I am the first to admit when I've done something wrong. I'm the first to admit my faults. I am a control freak. What drives me nuts, is I can't control this. I think I should just be able to do what I want, accomplish my goals and just live my life with no obstacles. Unfortunately, that isn't how my life works. I come across obstacles everyday.. most of which I've put up myself. I'm great at building walls, I'm not so good at tearing them down. I guess I'm more analytical than feeling.. I always thought I was more feeling and maybe I was at some point but now I try to rationalize things instead of just feeling them. It's almost like I've forgotten how to truly feel. I hear horrible things in my job all the time and instead of feeling how terrible those things are, I put them in a safe place. That's good to a degree.. I couldn't do my job very well if I was emotional all the time. The problem is, when things happen in my life, I have a hard time feeling the feelings I should. Makes it pretty difficult to have relationships with any substance.

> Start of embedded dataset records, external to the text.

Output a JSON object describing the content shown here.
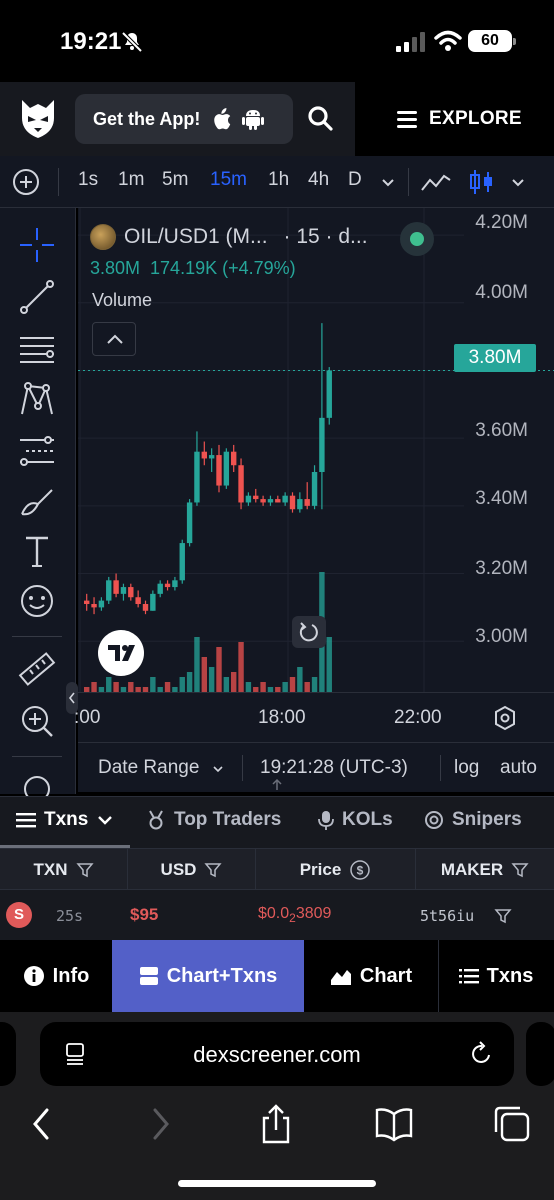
{
  "status_bar": {
    "time": "19:21",
    "battery": "60"
  },
  "header": {
    "get_app_label": "Get the App!",
    "explore_label": "EXPLORE"
  },
  "timeframes": {
    "items": [
      "1s",
      "1m",
      "5m",
      "15m",
      "1h",
      "4h",
      "D"
    ],
    "active": "15m"
  },
  "chart": {
    "symbol": "OIL/USD1 (M...",
    "meta": "· 15 · d...",
    "last_value": "3.80M",
    "change": "174.19K (+4.79%)",
    "volume_label": "Volume",
    "current_price_tag": "3.80M",
    "price_labels": [
      "4.20M",
      "4.00M",
      "3.60M",
      "3.40M",
      "3.20M",
      "3.00M"
    ],
    "time_labels": [
      ":00",
      "18:00",
      "22:00"
    ],
    "colors": {
      "up": "#26a69a",
      "down": "#ef5350",
      "background": "#131722"
    }
  },
  "chart_data": {
    "type": "candlestick",
    "title": "OIL/USD1",
    "ylim": [
      2.85,
      4.28
    ],
    "price_ticks": [
      3.0,
      3.2,
      3.4,
      3.6,
      3.8,
      4.0,
      4.2
    ],
    "time_ticks": [
      ":00",
      "18:00",
      "22:00"
    ],
    "candles": [
      {
        "o": 3.12,
        "h": 3.14,
        "l": 3.09,
        "c": 3.11
      },
      {
        "o": 3.11,
        "h": 3.13,
        "l": 3.08,
        "c": 3.1
      },
      {
        "o": 3.1,
        "h": 3.13,
        "l": 3.09,
        "c": 3.12
      },
      {
        "o": 3.12,
        "h": 3.19,
        "l": 3.11,
        "c": 3.18
      },
      {
        "o": 3.18,
        "h": 3.2,
        "l": 3.13,
        "c": 3.14
      },
      {
        "o": 3.14,
        "h": 3.17,
        "l": 3.12,
        "c": 3.16
      },
      {
        "o": 3.16,
        "h": 3.17,
        "l": 3.12,
        "c": 3.13
      },
      {
        "o": 3.13,
        "h": 3.15,
        "l": 3.1,
        "c": 3.11
      },
      {
        "o": 3.11,
        "h": 3.12,
        "l": 3.08,
        "c": 3.09
      },
      {
        "o": 3.09,
        "h": 3.15,
        "l": 3.09,
        "c": 3.14
      },
      {
        "o": 3.14,
        "h": 3.18,
        "l": 3.13,
        "c": 3.17
      },
      {
        "o": 3.17,
        "h": 3.18,
        "l": 3.15,
        "c": 3.16
      },
      {
        "o": 3.16,
        "h": 3.19,
        "l": 3.15,
        "c": 3.18
      },
      {
        "o": 3.18,
        "h": 3.3,
        "l": 3.17,
        "c": 3.29
      },
      {
        "o": 3.29,
        "h": 3.42,
        "l": 3.28,
        "c": 3.41
      },
      {
        "o": 3.41,
        "h": 3.62,
        "l": 3.4,
        "c": 3.56
      },
      {
        "o": 3.56,
        "h": 3.59,
        "l": 3.52,
        "c": 3.54
      },
      {
        "o": 3.54,
        "h": 3.57,
        "l": 3.5,
        "c": 3.55
      },
      {
        "o": 3.55,
        "h": 3.58,
        "l": 3.44,
        "c": 3.46
      },
      {
        "o": 3.46,
        "h": 3.57,
        "l": 3.45,
        "c": 3.56
      },
      {
        "o": 3.56,
        "h": 3.58,
        "l": 3.5,
        "c": 3.52
      },
      {
        "o": 3.52,
        "h": 3.54,
        "l": 3.39,
        "c": 3.41
      },
      {
        "o": 3.41,
        "h": 3.44,
        "l": 3.4,
        "c": 3.43
      },
      {
        "o": 3.43,
        "h": 3.45,
        "l": 3.41,
        "c": 3.42
      },
      {
        "o": 3.42,
        "h": 3.43,
        "l": 3.4,
        "c": 3.41
      },
      {
        "o": 3.41,
        "h": 3.43,
        "l": 3.4,
        "c": 3.42
      },
      {
        "o": 3.42,
        "h": 3.43,
        "l": 3.41,
        "c": 3.41
      },
      {
        "o": 3.41,
        "h": 3.44,
        "l": 3.4,
        "c": 3.43
      },
      {
        "o": 3.43,
        "h": 3.44,
        "l": 3.38,
        "c": 3.39
      },
      {
        "o": 3.39,
        "h": 3.44,
        "l": 3.38,
        "c": 3.42
      },
      {
        "o": 3.42,
        "h": 3.47,
        "l": 3.39,
        "c": 3.4
      },
      {
        "o": 3.4,
        "h": 3.52,
        "l": 3.39,
        "c": 3.5
      },
      {
        "o": 3.5,
        "h": 3.94,
        "l": 3.39,
        "c": 3.66
      },
      {
        "o": 3.66,
        "h": 3.81,
        "l": 3.64,
        "c": 3.8
      }
    ],
    "volumes": [
      1,
      2,
      1,
      3,
      2,
      1,
      2,
      1,
      1,
      3,
      1,
      2,
      1,
      3,
      4,
      11,
      7,
      5,
      9,
      3,
      4,
      10,
      2,
      1,
      2,
      1,
      1,
      2,
      3,
      5,
      2,
      3,
      24,
      11
    ]
  },
  "date_bar": {
    "date_range": "Date Range",
    "clock": "19:21:28 (UTC-3)",
    "log": "log",
    "auto": "auto"
  },
  "tx_tabs": {
    "txns": "Txns",
    "top_traders": "Top Traders",
    "kols": "KOLs",
    "snipers": "Snipers"
  },
  "table": {
    "headers": {
      "txn": "TXN",
      "usd": "USD",
      "price": "Price",
      "maker": "MAKER"
    },
    "rows": [
      {
        "side": "S",
        "age": "25s",
        "usd": "$95",
        "price_prefix": "$0.0",
        "price_zeros": "2",
        "price_digits": "3809",
        "maker": "5t56iu"
      }
    ]
  },
  "nav_tabs": {
    "info": "Info",
    "chart_txns": "Chart+Txns",
    "chart": "Chart",
    "txns": "Txns"
  },
  "browser": {
    "url": "dexscreener.com"
  }
}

So yes, these are trying times. I just hope and pray, they get better.

Sunday, April 17, 2011

Challenges

I, like many people, have gone thru my fair share of challenges. It feels like everyone's expectation is that I have to stay strong, never quiver, stay positive and by all means never ask "why me?" I've been told, God does not give us more than we can handle. But why? Why do we have to get pushed to our breaking point so often? Is it to teach us some lesson? To make us into stronger human beings? So others can learn thru our suffering?
Not only do I live with challenges but I see other people go thru them every day. I see a loving mother who's son has a diagnosis that falls under the autism spectrum. Or what about the family who loses a family member to murder, then loses both parents during the trial. Or the parents who have to stand by while their new born baby under goes surgery to save her life.

There must be other ways we can be challenged but not have to endure so much suffering and turmoil. My patience are getting thin. It feels like when something goes right, two things go wrong. How many more challenges will there be before I can rest? Before I can truly be happy? But I can't look at it like that. I have to be strong, happy-go-lucky and not let anyone know how bad things are. No sense in crying over spilt milk after all. This to shall pass... eventually.